3. Data Integration should be used to bolster customer privacy
As I mentioned earlier, financial institutions are nothing without customer confidence in sensitive data remaining safe outside of their grasp. Customers have grown accustomed to doing anything at any time as a result of the mobile revolution, and financial institutions have been a major beneficiary of this. They’ve enabled this by the proper use of Data Integration; ensuring that data is in the right place on-demand and in real-time so that they and their users have unlimited access. Integration tools with niche feature capabilities enable platforms to share data without revealing personal information, which is an absolute must. As a result, customers can feel secure in knowing their data is safe as a direct result of successful Data Integration.
4. Data Integration is essential for those using Big Data
Big Data has been one of the driving forces behind the widespread adoption of Data Integration tools, no matter which industry the business sits in. Think of integration tools as the keys that unlock data sharing between business applications and users, and enterprises. The migration and integration of data from one place to another has allowed for unparalleled data search and discovery, providing financial institutions with the awareness and visibility they crave so that they may better serve their customers. Nearly every type of business is currently dealing with a data explosion in terms of connected data sources and the sheer volume of data that they are now finding to be valuable. So long as this continues (and it will), integration tools will be technological staples.

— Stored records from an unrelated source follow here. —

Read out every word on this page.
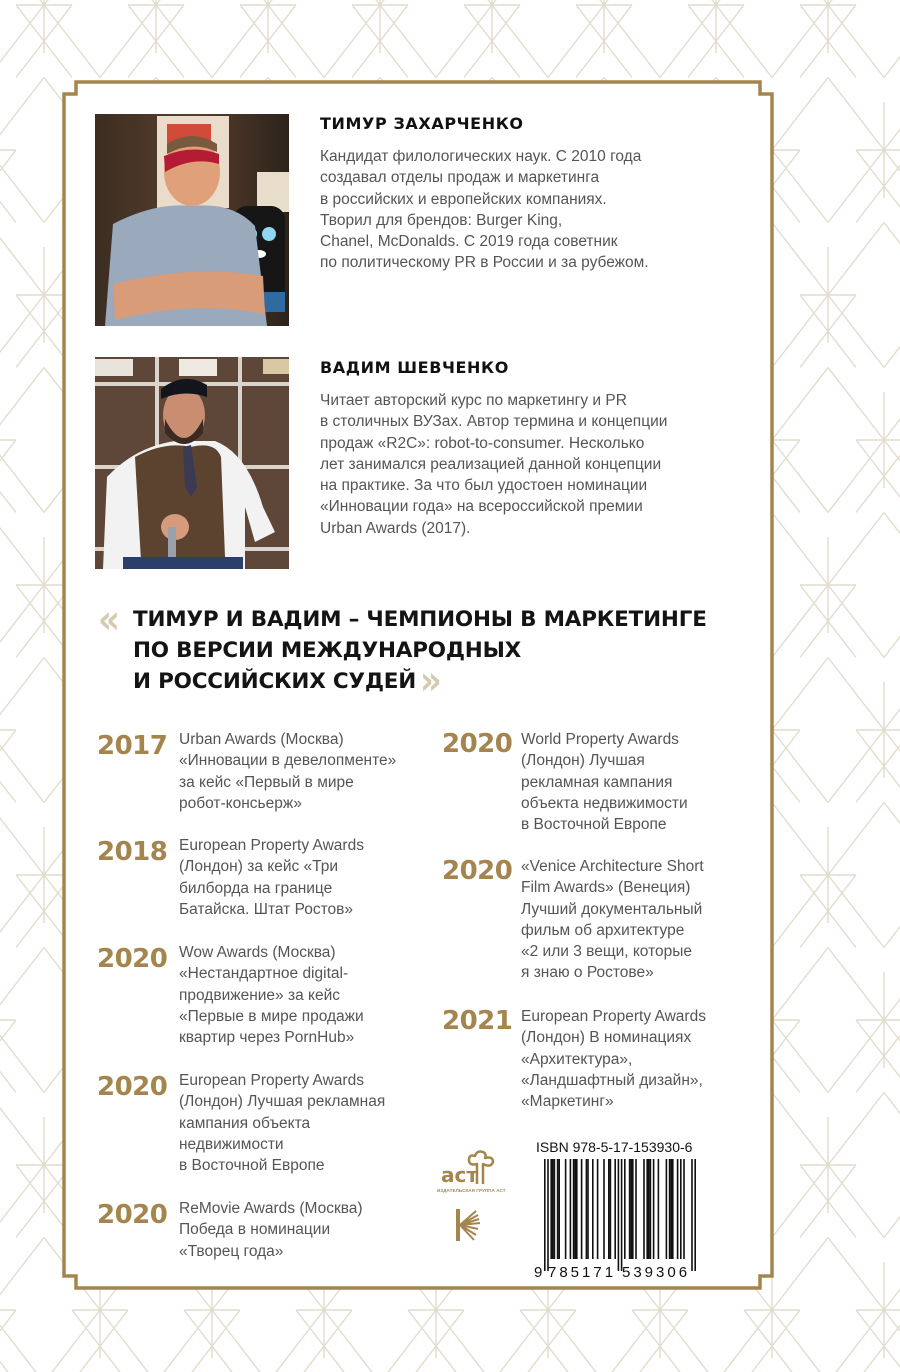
ТИМУР ЗАХАРЧЕНКО

Кандидат филологических наук. С 2010 года

создавал отделы продаж и маркетинга

в российских и европейских компаниях.

Творил для брендов: Burger King,

Chanel, McDonalds. С 2019 года советник

по политическому PR в России и за рубежом.

ВАДИМ ШЕВЧЕНКО

Читает авторский курс по маркетингу и PR

в столичных ВУЗах. Автор термина и концепции

продаж «R2C»: robot-to-consumer. Несколько

лет занимался реализацией данной концепции

на практике. За что был удостоен номинации

«Инновации года» на всероссийской премии

Urban Awards (2017).

« ТИМУР И ВАДИМ – ЧЕМПИОНЫ В МАРКЕТИНГЕ
ПО ВЕРСИИ МЕЖДУНАРОДНЫХ
И РОССИЙСКИХ СУДЕЙ»
2017 Urban Awards (Москва)

«Инновации в девелопменте»

за кейс «Первый в мире

робот-консьерж»

2018 European Property Awards

(Лондон) за кейс «Три

билборда на границе

Батайска. Штат Ростов»

2020 Wow Awards (Москва)

«Нестандартное digital-

продвижение» за кейс

«Первые в мире продажи

квартир через PornHub»

2020 European Property Awards

(Лондон) Лучшая рекламная

кампания объекта

недвижимости

в Восточной Европе

2020 ReMovie Awards (Москва)

Победа в номинации

«Творец года»

2020 World Property Awards

(Лондон) Лучшая

рекламная кампания

объекта недвижимости

в Восточной Европе

2020 «Venice Architecture Short

Film Awards» (Венеция)

Лучший документальный

фильм об архитектуре

«2 или 3 вещи, которые

я знаю о Ростове»

2021 European Property Awards

(Лондон) В номинациях

«Архитектура»,

«Ландшафтный дизайн»,

«Маркетинг»

аст
ИЗДАТЕЛЬСКАЯ ГРУППА АСТ
ISBN 978-5-17-153930-6
9 785171 539306
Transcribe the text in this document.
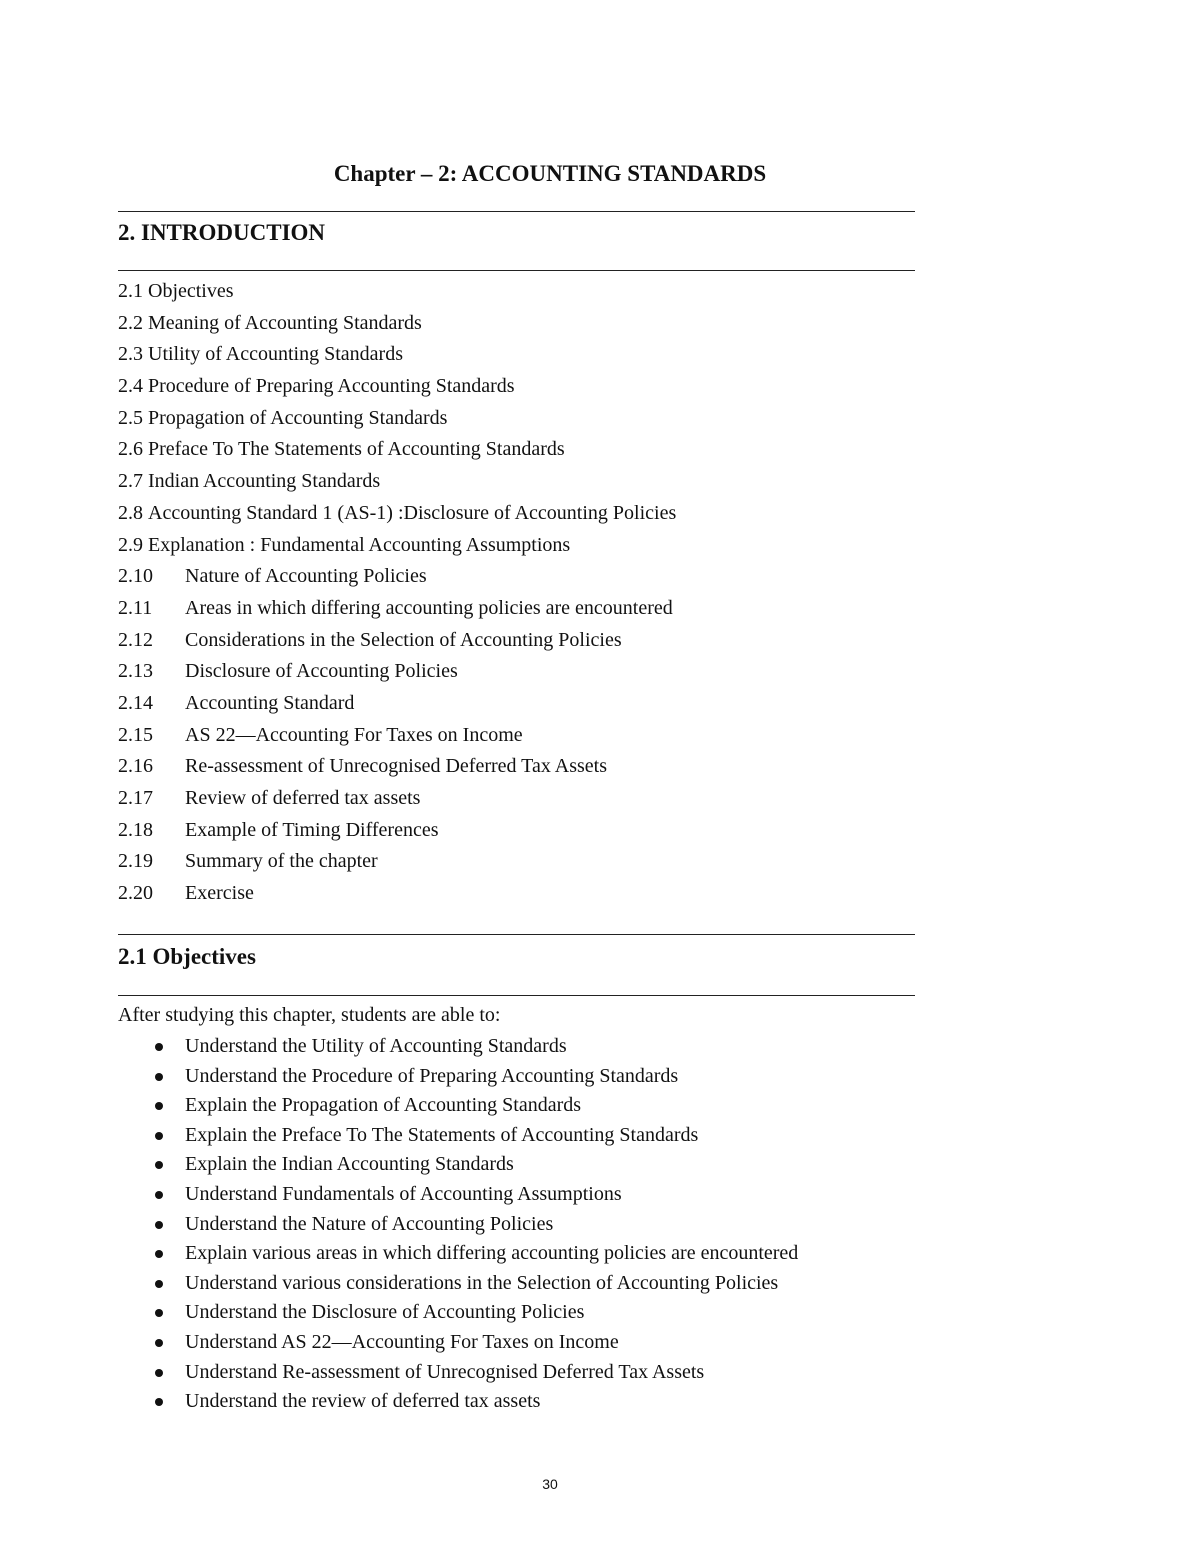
Chapter – 2: ACCOUNTING STANDARDS
2. INTRODUCTION
2.1 Objectives
2.2 Meaning of Accounting Standards
2.3 Utility of Accounting Standards
2.4 Procedure of Preparing Accounting Standards
2.5 Propagation of Accounting Standards
2.6 Preface To The Statements of Accounting Standards
2.7 Indian Accounting Standards
2.8 Accounting Standard 1 (AS-1) :Disclosure of Accounting Policies
2.9 Explanation : Fundamental Accounting Assumptions
2.10 Nature of Accounting Policies
2.11 Areas in which differing accounting policies are encountered
2.12 Considerations in the Selection of Accounting Policies
2.13 Disclosure of Accounting Policies
2.14 Accounting Standard
2.15 AS 22—Accounting For Taxes on Income
2.16 Re-assessment of Unrecognised Deferred Tax Assets
2.17 Review of deferred tax assets
2.18 Example of Timing Differences
2.19 Summary of the chapter
2.20 Exercise
2.1 Objectives
After studying this chapter, students are able to:
Understand the Utility of Accounting Standards
Understand the Procedure of Preparing Accounting Standards
Explain the Propagation of Accounting Standards
Explain the Preface To The Statements of Accounting Standards
Explain the Indian Accounting Standards
Understand Fundamentals of Accounting Assumptions
Understand the Nature of Accounting Policies
Explain various areas in which differing accounting policies are encountered
Understand various considerations in the Selection of Accounting Policies
Understand the Disclosure of Accounting Policies
Understand AS 22—Accounting For Taxes on Income
Understand Re-assessment of Unrecognised Deferred Tax Assets
Understand the review of deferred tax assets
30
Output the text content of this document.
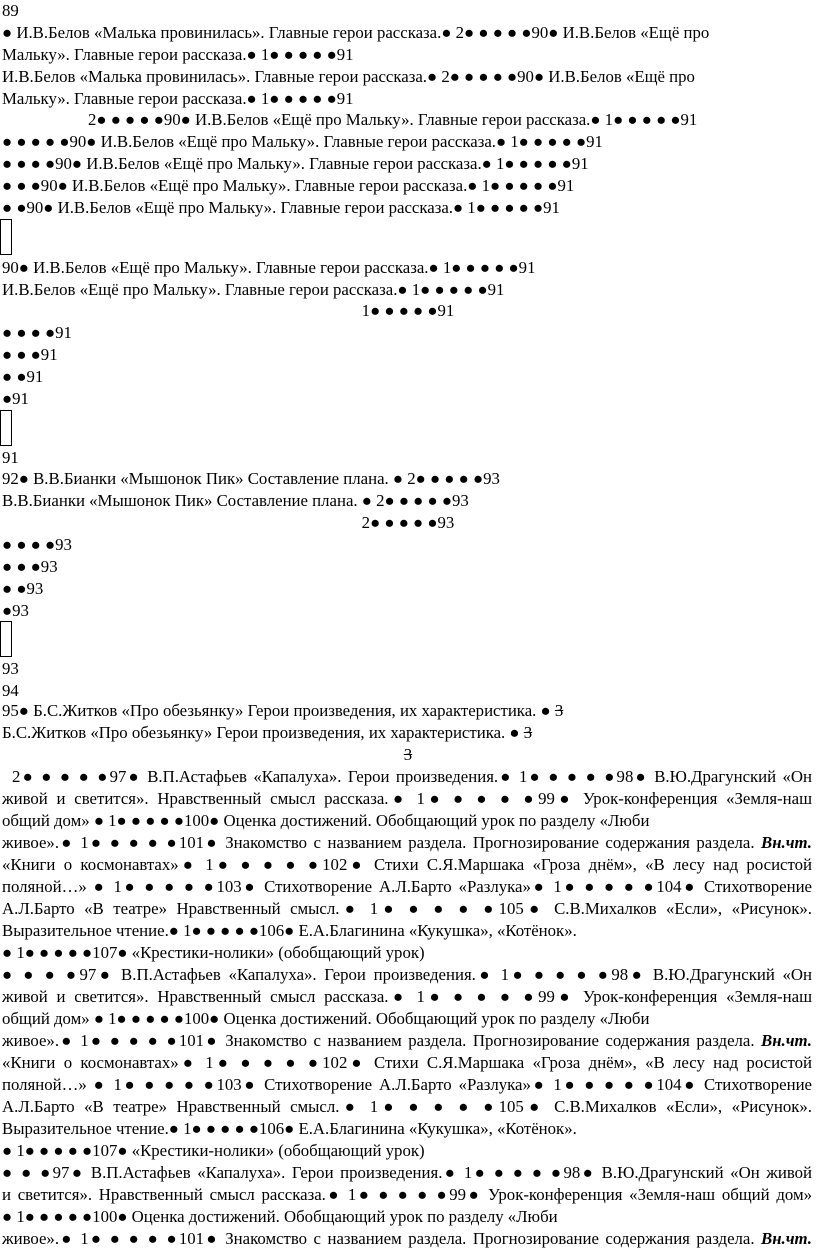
89
● И.В.Белов «Малька провинилась». Главные герои рассказа.● 2● ● ● ● ●90● И.В.Белов «Ещё про
Мальку». Главные герои рассказа.● 1● ● ● ● ●91
И.В.Белов «Малька провинилась». Главные герои рассказа.● 2● ● ● ● ●90● И.В.Белов «Ещё про
Мальку». Главные герои рассказа.● 1● ● ● ● ●91
2● ● ● ● ●90● И.В.Белов «Ещё про Мальку». Главные герои рассказа.● 1● ● ● ● ●91
● ● ● ● ●90● И.В.Белов «Ещё про Мальку». Главные герои рассказа.● 1● ● ● ● ●91
● ● ● ●90● И.В.Белов «Ещё про Мальку». Главные герои рассказа.● 1● ● ● ● ●91
● ● ●90● И.В.Белов «Ещё про Мальку». Главные герои рассказа.● 1● ● ● ● ●91
● ●90● И.В.Белов «Ещё про Мальку». Главные герои рассказа.● 1● ● ● ● ●91
90● И.В.Белов «Ещё про Мальку». Главные герои рассказа.● 1● ● ● ● ●91
И.В.Белов «Ещё про Мальку». Главные герои рассказа.● 1● ● ● ● ●91
1● ● ● ● ●91
● ● ● ●91
● ● ●91
● ●91
●91
91
92● В.В.Бианки «Мышонок Пик» Составление плана. ● 2● ● ● ● ●93
В.В.Бианки «Мышонок Пик» Составление плана. ● 2● ● ● ● ●93
2● ● ● ● ●93
● ● ● ●93
● ● ●93
● ●93
●93
93
94
95● Б.С.Житков «Про обезьянку» Герои произведения, их характеристика. ● 3
Б.С.Житков «Про обезьянку» Герои произведения, их характеристика. ● 3
3
2● ● ● ● ●97● В.П.Астафьев «Капалуха». Герои произведения.● 1● ● ● ● ●98● В.Ю.Драгунский «Он
живой и светится». Нравственный смысл рассказа.● 1● ● ● ● ●99● Урок-конференция «Земля-наш
общий дом» ● 1● ● ● ● ●100● Оценка достижений. Обобщающий урок по разделу «Люби
живое».● 1● ● ● ● ●101● Знакомство с названием раздела. Прогнозирование содержания раздела. Вн.чт.
«Книги о космонавтах»● 1● ● ● ● ●102● Стихи С.Я.Маршака «Гроза днём», «В лесу над росистой
поляной…» ● 1● ● ● ● ●103● Стихотворение А.Л.Барто «Разлука»● 1● ● ● ● ●104● Стихотворение
А.Л.Барто «В театре» Нравственный смысл.● 1● ● ● ● ●105● С.В.Михалков «Если», «Рисунок».
Выразительное чтение.● 1● ● ● ● ●106● Е.А.Благинина «Кукушка», «Котёнок».
● 1● ● ● ● ●107● «Крестики-нолики» (обобщающий урок)
● ● ● ●97● В.П.Астафьев «Капалуха». Герои произведения.● 1● ● ● ● ●98● В.Ю.Драгунский «Он
живой и светится». Нравственный смысл рассказа.● 1● ● ● ● ●99● Урок-конференция «Земля-наш
общий дом» ● 1● ● ● ● ●100● Оценка достижений. Обобщающий урок по разделу «Люби
живое».● 1● ● ● ● ●101● Знакомство с названием раздела. Прогнозирование содержания раздела. Вн.чт.
«Книги о космонавтах»● 1● ● ● ● ●102● Стихи С.Я.Маршака «Гроза днём», «В лесу над росистой
поляной…» ● 1● ● ● ● ●103● Стихотворение А.Л.Барто «Разлука»● 1● ● ● ● ●104● Стихотворение
А.Л.Барто «В театре» Нравственный смысл.● 1● ● ● ● ●105● С.В.Михалков «Если», «Рисунок».
Выразительное чтение.● 1● ● ● ● ●106● Е.А.Благинина «Кукушка», «Котёнок».
● 1● ● ● ● ●107● «Крестики-нолики» (обобщающий урок)
● ● ●97● В.П.Астафьев «Капалуха». Герои произведения.● 1● ● ● ● ●98● В.Ю.Драгунский «Он живой
и светится». Нравственный смысл рассказа.● 1● ● ● ● ●99● Урок-конференция «Земля-наш общий дом»
● 1● ● ● ● ●100● Оценка достижений. Обобщающий урок по разделу «Люби
живое».● 1● ● ● ● ●101● Знакомство с названием раздела. Прогнозирование содержания раздела. Вн.чт.
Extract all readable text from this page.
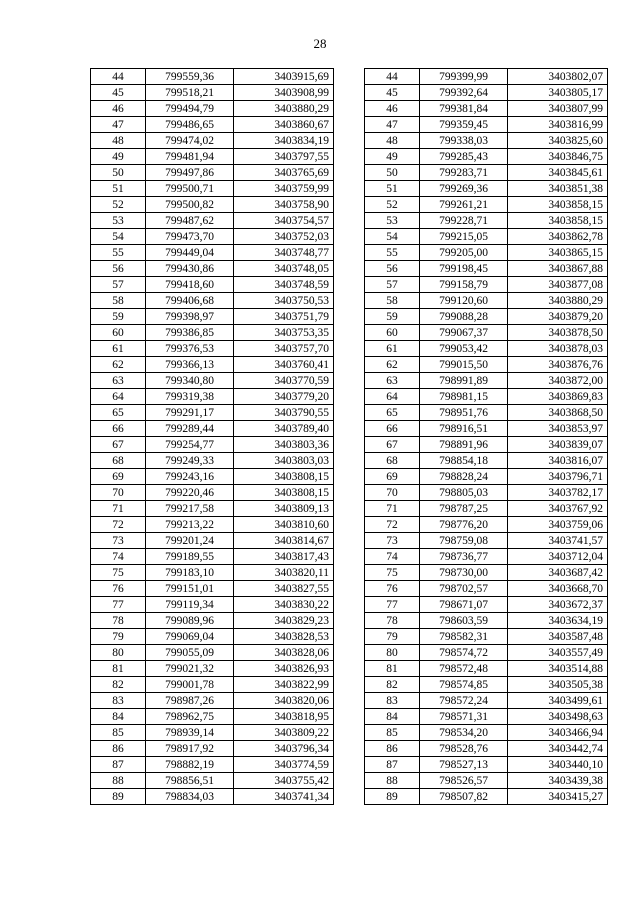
28
44	799559,36	3403915,69
45	799518,21	3403908,99
46	799494,79	3403880,29
47	799486,65	3403860,67
48	799474,02	3403834,19
49	799481,94	3403797,55
50	799497,86	3403765,69
51	799500,71	3403759,99
52	799500,82	3403758,90
53	799487,62	3403754,57
54	799473,70	3403752,03
55	799449,04	3403748,77
56	799430,86	3403748,05
57	799418,60	3403748,59
58	799406,68	3403750,53
59	799398,97	3403751,79
60	799386,85	3403753,35
61	799376,53	3403757,70
62	799366,13	3403760,41
63	799340,80	3403770,59
64	799319,38	3403779,20
65	799291,17	3403790,55
66	799289,44	3403789,40
67	799254,77	3403803,36
68	799249,33	3403803,03
69	799243,16	3403808,15
70	799220,46	3403808,15
71	799217,58	3403809,13
72	799213,22	3403810,60
73	799201,24	3403814,67
74	799189,55	3403817,43
75	799183,10	3403820,11
76	799151,01	3403827,55
77	799119,34	3403830,22
78	799089,96	3403829,23
79	799069,04	3403828,53
80	799055,09	3403828,06
81	799021,32	3403826,93
82	799001,78	3403822,99
83	798987,26	3403820,06
84	798962,75	3403818,95
85	798939,14	3403809,22
86	798917,92	3403796,34
87	798882,19	3403774,59
88	798856,51	3403755,42
89	798834,03	3403741,34
44	799399,99	3403802,07
45	799392,64	3403805,17
46	799381,84	3403807,99
47	799359,45	3403816,99
48	799338,03	3403825,60
49	799285,43	3403846,75
50	799283,71	3403845,61
51	799269,36	3403851,38
52	799261,21	3403858,15
53	799228,71	3403858,15
54	799215,05	3403862,78
55	799205,00	3403865,15
56	799198,45	3403867,88
57	799158,79	3403877,08
58	799120,60	3403880,29
59	799088,28	3403879,20
60	799067,37	3403878,50
61	799053,42	3403878,03
62	799015,50	3403876,76
63	798991,89	3403872,00
64	798981,15	3403869,83
65	798951,76	3403868,50
66	798916,51	3403853,97
67	798891,96	3403839,07
68	798854,18	3403816,07
69	798828,24	3403796,71
70	798805,03	3403782,17
71	798787,25	3403767,92
72	798776,20	3403759,06
73	798759,08	3403741,57
74	798736,77	3403712,04
75	798730,00	3403687,42
76	798702,57	3403668,70
77	798671,07	3403672,37
78	798603,59	3403634,19
79	798582,31	3403587,48
80	798574,72	3403557,49
81	798572,48	3403514,88
82	798574,85	3403505,38
83	798572,24	3403499,61
84	798571,31	3403498,63
85	798534,20	3403466,94
86	798528,76	3403442,74
87	798527,13	3403440,10
88	798526,57	3403439,38
89	798507,82	3403415,27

5. Data Integration breeds Data Quality for banks
Integration software gives financial institutions a complete view of the customer, helping to migrate data from different places inside the organization to a common location where it can be analyzed. Banks, for example, may also want to explore different relationships if they’ve got the authority, perhaps between interest rates and business types. If integration is not properly run prior to the analytics process, there’s a good chance the data is not quality for that specific job. This means that any “insights” that are generated are likely to lead the bank in the wrong direction. Proper integration techniques ensure that quality is achieved, and that only the data that need be run through a BI tool is present.